Of course, the problem with unsorted data is the same problem as that junk drawer in your kitchen (or wherever you have your junk drawer — assuming that you can find it at all). Looking for anything in the junk drawer is time consuming because you can't even begin to guess where to find something. Rather than just reach in and take what you want, you must take out myriad other items that you don't want in an effort to find the one item you need. Unfortunately, the item you need might not be in the junk drawer in the first place—you might have thrown it out or put it in a different drawer.
The junk drawer in your home is just like unsorted data on your system. When the data is unsorted, you need to search one item at a time, and you don't even know whether you'll find what you need without searching every item in the dataset first. It's a frustrating way to work with data.
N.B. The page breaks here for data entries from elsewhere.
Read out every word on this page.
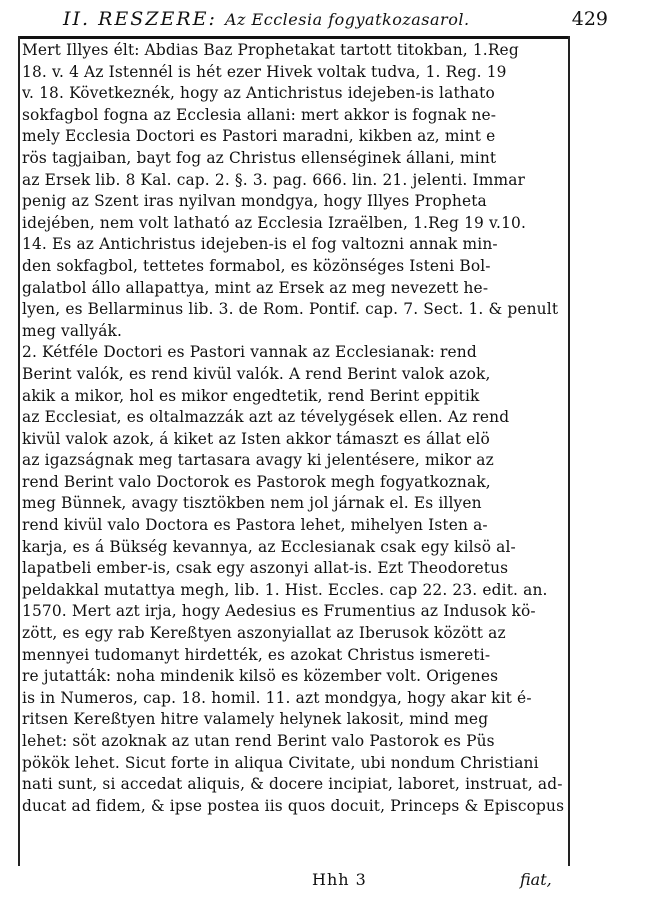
II. RESZERE: Az Ecclesia fogyatkozasarol.	429
Mert Illyes élt: Abdias Baz Prophetakat tartott titokban, 1.Reg
18. v. 4 Az Istennél is hét ezer Hivek voltak tudva, 1. Reg. 19
v. 18. Következnék, hogy az Antichristus idejeben-is lathato
sokfagbol fogna az Ecclesia allani: mert akkor is fognak ne-
mely Ecclesia Doctori es Pastori maradni, kikben az, mint e
rös tagjaiban, bayt fog az Christus ellenséginek állani, mint
az Ersek lib. 8 Kal. cap. 2. §. 3. pag. 666. lin. 21. jelenti. Immar
penig az Szent iras nyilvan mondgya, hogy Illyes Propheta
idejében, nem volt latható az Ecclesia Izraëlben, 1.Reg 19 v.10.
14. Es az Antichristus idejeben-is el fog valtozni annak min-
den sokfagbol, tettetes formabol, es közönséges Isteni Bol-
galatbol állo allapattya, mint az Ersek az meg nevezett he-
lyen, es Bellarminus lib. 3. de Rom. Pontif. cap. 7. Sect. 1. & penult
meg vallyák.
2. Kétféle Doctori es Pastori vannak az Ecclesianak: rend
Berint valók, es rend kivül valók. A rend Berint valok azok,
akik a mikor, hol es mikor engedtetik, rend Berint eppitik
az Ecclesiat, es oltalmazzák azt az tévelygések ellen. Az rend
kivül valok azok, á kiket az Isten akkor támaszt es állat elö
az igazságnak meg tartasara avagy ki jelentésere, mikor az
rend Berint valo Doctorok es Pastorok megh fogyatkoznak,
meg Bünnek, avagy tisztökben nem jol járnak el. Es illyen
rend kivül valo Doctora es Pastora lehet, mihelyen Isten a-
karja, es á Bükség kevannya, az Ecclesianak csak egy kilsö al-
lapatbeli ember-is, csak egy aszonyi allat-is. Ezt Theodoretus
peldakkal mutattya megh, lib. 1. Hist. Eccles. cap 22. 23. edit. an.
1570. Mert azt irja, hogy Aedesius es Frumentius az Indusok kö-
zött, es egy rab Kereßtyen aszonyiallat az Iberusok között az
mennyei tudomanyt hirdették, es azokat Christus ismereti-
re jutatták: noha mindenik kilsö es közember volt. Origenes
is in Numeros, cap. 18. homil. 11. azt mondgya, hogy akar kit é-
ritsen Kereßtyen hitre valamely helynek lakosit, mind meg
lehet: söt azoknak az utan rend Berint valo Pastorok es Püs
pökök lehet. Sicut forte in aliqua Civitate, ubi nondum Christiani
nati sunt, si accedat aliquis, & docere incipiat, laboret, instruat, ad-
ducat ad fidem, & ipse postea iis quos docuit, Princeps & Episcopus
Hhh 3	fiat,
Of course, simply sorting the data isn't enough. If you have an employee database sorted by last name, yet need to look up an employee by birth date, the sorting isn't useful. (Say you want to find all of the employees who have a birthday on a certain day.) To find the birth date you need, you must still search the entire dataset one item at a time. Consequently, sorting must focus on a particular need. Yes, you needed the employee database sorted by department at one point and by last name at another time, but now you need it sorted by birth date in order to use the dataset effectively.
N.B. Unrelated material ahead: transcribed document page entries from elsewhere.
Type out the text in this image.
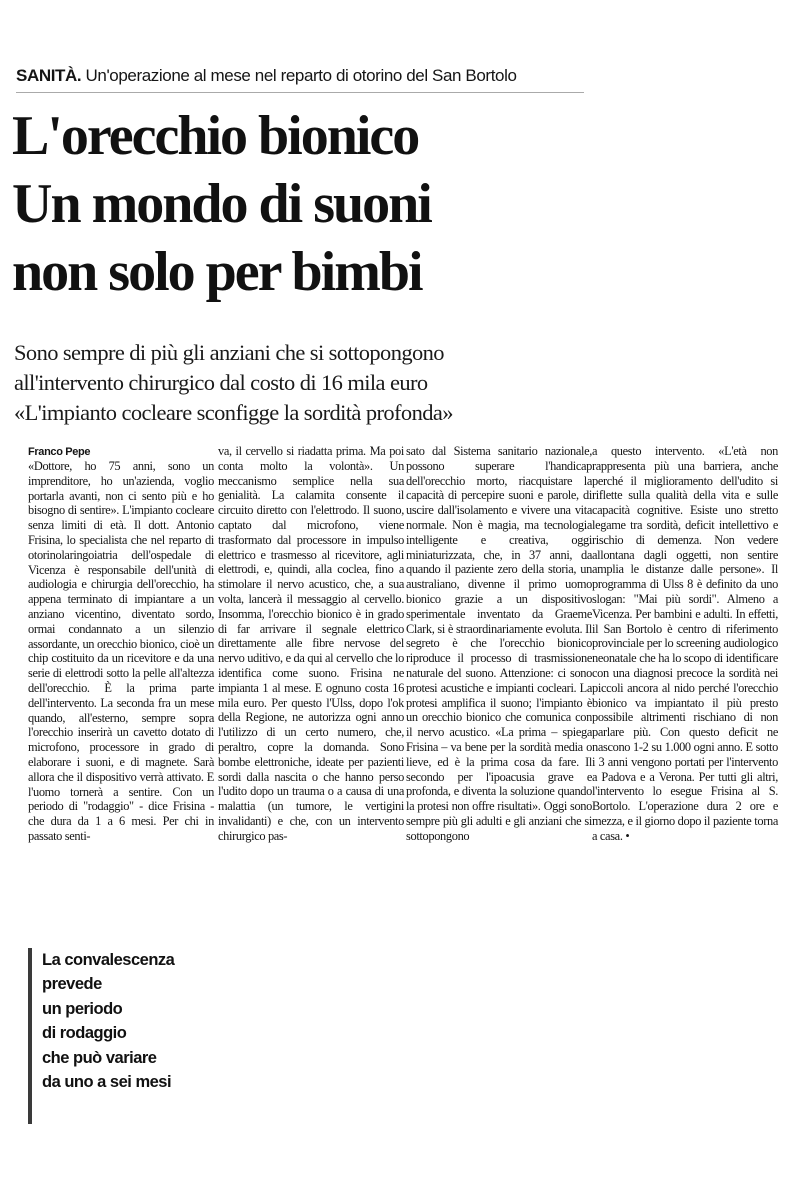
SANITÀ. Un'operazione al mese nel reparto di otorino del San Bortolo
L'orecchio bionico
Un mondo di suoni
non solo per bimbi
Sono sempre di più gli anziani che si sottopongono
all'intervento chirurgico dal costo di 16 mila euro
«L'impianto cocleare sconfigge la sordità profonda»
Franco Pepe

«Dottore, ho 75 anni, sono un imprenditore, ho un'azienda, voglio portarla avanti, non ci sento più e ho bisogno di sentire». L'impianto cocleare senza limiti di età. Il dott. Antonio Frisina, lo specialista che nel reparto di otorinolaringoiatria dell'ospedale di Vicenza è responsabile dell'unità di audiologia e chirurgia dell'orecchio, ha appena terminato di impiantare a un anziano vicentino, diventato sordo, ormai condannato a un silenzio assordante, un orecchio bionico, cioè un chip costituito da un ricevitore e da una serie di elettrodi sotto la pelle all'altezza dell'orecchio. È la prima parte dell'intervento. La seconda fra un mese quando, all'esterno, sempre sopra l'orecchio inserirà un cavetto dotato di microfono, processore in grado di elaborare i suoni, e di magnete. Sarà allora che il dispositivo verrà attivato. E l'uomo tornerà a sentire. Con un periodo di "rodaggio" - dice Frisina - che dura da 1 a 6 mesi. Per chi in passato senti-

va, il cervello si riadatta prima. Ma poi conta molto la volontà». Un meccanismo semplice nella sua genialità. La calamita consente il circuito diretto con l'elettrodo. Il suono, captato dal microfono, viene trasformato dal processore in impulso elettrico e trasmesso al ricevitore, agli elettrodi, e, quindi, alla coclea, fino a stimolare il nervo acustico, che, a sua volta, lancerà il messaggio al cervello. Insomma, l'orecchio bionico è in grado di far arrivare il segnale elettrico direttamente alle fibre nervose del nervo uditivo, e da qui al cervello che lo identifica come suono. Frisina ne impianta 1 al mese. E ognuno costa 16 mila euro. Per questo l'Ulss, dopo l'ok della Regione, ne autorizza ogni anno l'utilizzo di un certo numero, che, peraltro, copre la domanda. Sono bombe elettroniche, ideate per pazienti sordi dalla nascita o che hanno perso l'udito dopo un trauma o a causa di una malattia (un tumore, le vertigini invalidanti) e che, con un intervento chirurgico pas-

sato dal Sistema sanitario nazionale, possono superare l'handicap dell'orecchio morto, riacquistare la capacità di percepire suoni e parole, di uscire dall'isolamento e vivere una vita normale. Non è magia, ma tecnologia intelligente e creativa, oggi miniaturizzata, che, in 37 anni, da quando il paziente zero della storia, un australiano, divenne il primo uomo bionico grazie a un dispositivo sperimentale inventato da Graeme Clark, si è straordinariamente evoluta. Il segreto è che l'orecchio bionico riproduce il processo di trasmissione naturale del suono. Attenzione: ci sono protesi acustiche e impianti cocleari. La protesi amplifica il suono; l'impianto è un orecchio bionico che comunica con il nervo acustico. «La prima – spiega Frisina – va bene per la sordità media o lieve, ed è la prima cosa da fare. Il secondo per l'ipoacusia grave e profonda, e diventa la soluzione quando la protesi non offre risultati». Oggi sono sempre più gli adulti e gli anziani che si sottopongono

a questo intervento. «L'età non rappresenta più una barriera, anche perché il miglioramento dell'udito si riflette sulla qualità della vita e sulle capacità cognitive. Esiste uno stretto legame tra sordità, deficit intellettivo e rischio di demenza. Non vedere allontana dagli oggetti, non sentire amplia le distanze dalle persone». Il programma di Ulss 8 è definito da uno slogan: "Mai più sordi". Almeno a Vicenza. Per bambini e adulti. In effetti, il San Bortolo è centro di riferimento provinciale per lo screening audiologico neonatale che ha lo scopo di identificare con una diagnosi precoce la sordità nei piccoli ancora al nido perché l'orecchio bionico va impiantato il più presto possibile altrimenti rischiano di non parlare più. Con questo deficit ne nascono 1-2 su 1.000 ogni anno. E sotto i 3 anni vengono portati per l'intervento a Padova e a Verona. Per tutti gli altri, l'intervento lo esegue Frisina al S. Bortolo. L'operazione dura 2 ore e mezza, e il giorno dopo il paziente torna a casa. •

La convalescenza
prevede
un periodo
di rodaggio
che può variare
da uno a sei mesi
The need to maintain several sorted orders for the same data is the reason that developers created indexes. Sorting a small index is faster than sorting the entire dataset. The index maintains a specific data order and points to the full dataset so that you can find what you need extremely fast. By maintaining an index for each sort requirement, you can effectively cut data access time and allow several people to access the data at the same time in the order in which they need to access it.Many ways are available to categorize sorting algorithms. One of these ways is the speed of the sort. When considering how effective a particular sort algorithm is at arranging the data, timing benchmarks typically look at two factors:
- Comparisons: To move data from one location in a dataset to another, you need to know where to move it, which means comparing the target data to other data in the dataset. Having fewer comparisons means better performance.
- Exchanges: Depending on how you write an algorithm, the data may not get to its final location in the dataset on the first try. The data might actually move several times. The number of exchanges affects speed considerably because now you're actually moving data from one location to another in memory. Fewer and smaller exchanges (such as when using indexes) means better performance.